Coming off a 31-20 victory over Nevada last weekend, Northwestern heads to Durham, N.C. to take on Duke. Though the Wildcats have taken down Duke the past two seasons, a tougher test awaits for Northwestern this fall. Featuring a defense that finished in the top 50 in S&P+ and a young but promising offense, the Blue Devils are better than the Wolfpack on both sides of the ball. . Here are three key matchups to look for on Saturday:
Northwestern’s secondary vs. Duke’s wide receivers
The Sky Team has lost some of the air underneath its wings. Keith Watkins II is out for the year. Marcus McShepard is banged up, and Trae Williams is still recovering. If McShepard can’t go Saturday against Duke, Brian Bullock, Moe Almasri, and JR Pace will see a healthy dose of snaps earlier than Pat Fitzgerald and his staff would have hoped.
Aside from a couple big plays, the maligned secondary acquitted itself well enough against Nevada, particularly in the second half. But Duke will bring far more experience and talent to the field. The Blue Devils are led by sophomore quarterback Daniel Jones, who was uninspiring against Northwestern last fall. The second-year starter took his lumps early in 2016, but finished with over 2,500 yards passing and 486 yards rushing. Duke returns three of its top five pass-catchers from last season, and former high-three star Aaron Young has flashed potential, including a 54-yard touchdown catch last week. The Blue Devil passing attack was more dink-and-dunk last season, but with a more experienced group this season, expect Jones to attack the Wildcat secondary.
Northwestern’s offensive line vs. Duke’s front seven
Northwestern’s difficulties along the offensive line against Nevada have been well-documented.

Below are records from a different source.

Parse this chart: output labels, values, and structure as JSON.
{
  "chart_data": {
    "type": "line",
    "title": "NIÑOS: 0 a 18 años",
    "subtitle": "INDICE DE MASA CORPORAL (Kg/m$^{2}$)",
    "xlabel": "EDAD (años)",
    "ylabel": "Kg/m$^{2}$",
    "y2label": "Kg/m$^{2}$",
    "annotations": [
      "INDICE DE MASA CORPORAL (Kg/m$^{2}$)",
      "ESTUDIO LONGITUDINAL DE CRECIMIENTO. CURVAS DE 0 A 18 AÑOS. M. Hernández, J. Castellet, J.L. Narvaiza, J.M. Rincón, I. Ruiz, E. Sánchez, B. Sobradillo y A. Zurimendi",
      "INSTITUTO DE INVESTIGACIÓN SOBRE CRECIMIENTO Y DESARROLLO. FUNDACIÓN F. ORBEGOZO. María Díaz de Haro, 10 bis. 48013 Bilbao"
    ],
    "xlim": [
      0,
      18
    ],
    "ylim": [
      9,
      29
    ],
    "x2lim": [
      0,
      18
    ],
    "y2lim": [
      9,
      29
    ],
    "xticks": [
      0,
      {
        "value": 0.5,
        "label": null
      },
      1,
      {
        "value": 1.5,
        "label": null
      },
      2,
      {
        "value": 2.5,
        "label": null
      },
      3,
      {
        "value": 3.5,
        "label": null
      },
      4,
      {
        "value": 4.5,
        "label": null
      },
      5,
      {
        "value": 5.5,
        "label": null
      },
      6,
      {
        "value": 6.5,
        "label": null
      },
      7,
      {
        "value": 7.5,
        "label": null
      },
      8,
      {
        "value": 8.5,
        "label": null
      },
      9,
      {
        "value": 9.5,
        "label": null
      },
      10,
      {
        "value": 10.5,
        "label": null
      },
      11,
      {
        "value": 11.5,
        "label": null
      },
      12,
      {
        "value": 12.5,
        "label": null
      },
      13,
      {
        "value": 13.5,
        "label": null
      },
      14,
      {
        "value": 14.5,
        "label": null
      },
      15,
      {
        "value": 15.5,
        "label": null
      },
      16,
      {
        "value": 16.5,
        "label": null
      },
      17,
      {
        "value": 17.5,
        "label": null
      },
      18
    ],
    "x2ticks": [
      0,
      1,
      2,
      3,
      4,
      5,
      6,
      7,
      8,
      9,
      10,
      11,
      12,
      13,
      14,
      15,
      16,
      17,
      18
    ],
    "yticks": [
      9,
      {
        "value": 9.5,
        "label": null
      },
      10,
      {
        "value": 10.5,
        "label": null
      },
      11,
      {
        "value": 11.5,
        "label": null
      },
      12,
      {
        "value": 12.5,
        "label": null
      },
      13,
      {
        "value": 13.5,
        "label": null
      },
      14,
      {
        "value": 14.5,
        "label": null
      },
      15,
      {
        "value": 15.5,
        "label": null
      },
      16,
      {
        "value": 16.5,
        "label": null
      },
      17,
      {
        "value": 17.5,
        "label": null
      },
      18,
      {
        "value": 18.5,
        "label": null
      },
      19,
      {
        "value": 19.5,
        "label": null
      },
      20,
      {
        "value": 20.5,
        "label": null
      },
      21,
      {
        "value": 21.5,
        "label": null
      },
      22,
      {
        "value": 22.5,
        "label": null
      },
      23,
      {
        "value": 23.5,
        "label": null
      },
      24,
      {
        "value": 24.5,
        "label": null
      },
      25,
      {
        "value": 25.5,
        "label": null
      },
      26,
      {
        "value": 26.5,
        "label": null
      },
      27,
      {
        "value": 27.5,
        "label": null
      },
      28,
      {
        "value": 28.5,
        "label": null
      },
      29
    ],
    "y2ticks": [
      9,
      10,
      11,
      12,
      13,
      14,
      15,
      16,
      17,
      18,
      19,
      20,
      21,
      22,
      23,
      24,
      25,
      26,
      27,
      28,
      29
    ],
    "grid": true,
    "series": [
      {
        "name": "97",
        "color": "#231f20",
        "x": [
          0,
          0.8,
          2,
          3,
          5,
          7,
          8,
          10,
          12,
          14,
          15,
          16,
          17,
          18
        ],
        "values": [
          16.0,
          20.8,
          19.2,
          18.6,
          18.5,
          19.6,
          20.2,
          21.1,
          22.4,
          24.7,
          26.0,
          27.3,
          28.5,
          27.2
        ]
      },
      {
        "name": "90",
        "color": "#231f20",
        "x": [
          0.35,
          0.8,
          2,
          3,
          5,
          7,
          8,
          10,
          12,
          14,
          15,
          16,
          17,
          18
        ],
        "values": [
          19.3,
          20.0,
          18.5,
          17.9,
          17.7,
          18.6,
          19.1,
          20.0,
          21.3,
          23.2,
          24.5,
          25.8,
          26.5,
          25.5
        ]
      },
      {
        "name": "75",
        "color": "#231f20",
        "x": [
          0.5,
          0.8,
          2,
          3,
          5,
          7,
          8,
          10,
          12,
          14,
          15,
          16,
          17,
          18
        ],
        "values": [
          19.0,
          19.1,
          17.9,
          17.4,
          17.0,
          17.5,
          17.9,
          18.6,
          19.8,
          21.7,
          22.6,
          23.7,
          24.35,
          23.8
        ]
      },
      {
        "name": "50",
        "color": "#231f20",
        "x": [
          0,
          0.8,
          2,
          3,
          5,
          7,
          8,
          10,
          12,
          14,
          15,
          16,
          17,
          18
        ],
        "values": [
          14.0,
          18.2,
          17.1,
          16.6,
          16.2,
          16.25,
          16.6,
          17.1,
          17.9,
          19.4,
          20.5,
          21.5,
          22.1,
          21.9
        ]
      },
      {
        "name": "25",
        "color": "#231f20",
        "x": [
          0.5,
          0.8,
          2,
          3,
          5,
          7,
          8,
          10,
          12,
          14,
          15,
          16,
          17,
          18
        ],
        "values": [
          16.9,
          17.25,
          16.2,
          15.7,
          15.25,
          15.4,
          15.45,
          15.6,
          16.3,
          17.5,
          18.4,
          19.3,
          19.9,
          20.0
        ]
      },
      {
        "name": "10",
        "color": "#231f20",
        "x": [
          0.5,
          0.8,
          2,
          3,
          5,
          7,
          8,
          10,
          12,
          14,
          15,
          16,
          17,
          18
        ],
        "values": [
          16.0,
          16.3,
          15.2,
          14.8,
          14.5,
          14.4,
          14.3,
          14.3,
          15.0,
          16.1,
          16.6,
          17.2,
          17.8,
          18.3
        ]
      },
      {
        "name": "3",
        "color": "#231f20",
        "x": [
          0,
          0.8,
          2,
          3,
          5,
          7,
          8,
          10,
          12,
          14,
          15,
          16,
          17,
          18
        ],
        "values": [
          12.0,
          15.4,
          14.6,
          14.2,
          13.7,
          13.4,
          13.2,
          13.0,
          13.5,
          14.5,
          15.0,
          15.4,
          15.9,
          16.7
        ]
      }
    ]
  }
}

Justin Jackson, John Moten, and Jeremy Larkin struggled to find holes and get to the second level against a run defense that was one of the worst in the FBS in 2016. The going will get tougher against Duke, which features several playmakers in its front seven.
The Blue Devils are deploying a strong group of linebackers for this game. Sophomore Joe Giles-Harris and junior Ben Humphreys combined for 20.5 tackles for losses in 2016, while junior Tinashe Bere returns after missing the 2016 season with a knee injury. Add defensive end Tre Hornbuckle, who flashed playmaking ability in week one with 3.5 tackles for loss and two hurries, and you get a front seven with havoc-making capabilities. Northwestern’s offensive line will have a stiffer challenge in Durham on Saturday. Failing to establish the run game early could have more drastic effects than it did last week.
Northwestern’s defensive line vs. Duke’s offensive line.
While Northwestern struggled to muster three yards per carry against a supposedly flimsy Nevada defense, Duke had no problem running the ball against North Carolina Central, piling up 243 rushing yards and four touchdowns on the ground. North Carolina Central is a FCS school, so take those numbers with a grain of salt, but Duke running backs Brittain Brown and Shaun Wilson looked like the real deal while rushing for a combined 9.4 yards per carry. Gabe Brandner and Austin Davis lead a talented Duke offensive line that also features Evan Lisle, a former Ohio State tackle. Quarterback Daniel Jones is a credible threat to run as well, so generating pressure up front will be crucial come Saturday. Joe Gaziano and Tyler Lancaster looked solid against Nevada, but another defensive lineman needs to step up. Sam Miller earned the start alongside Gaziano this week, so look for the freshman to make stops up front for Northwestern.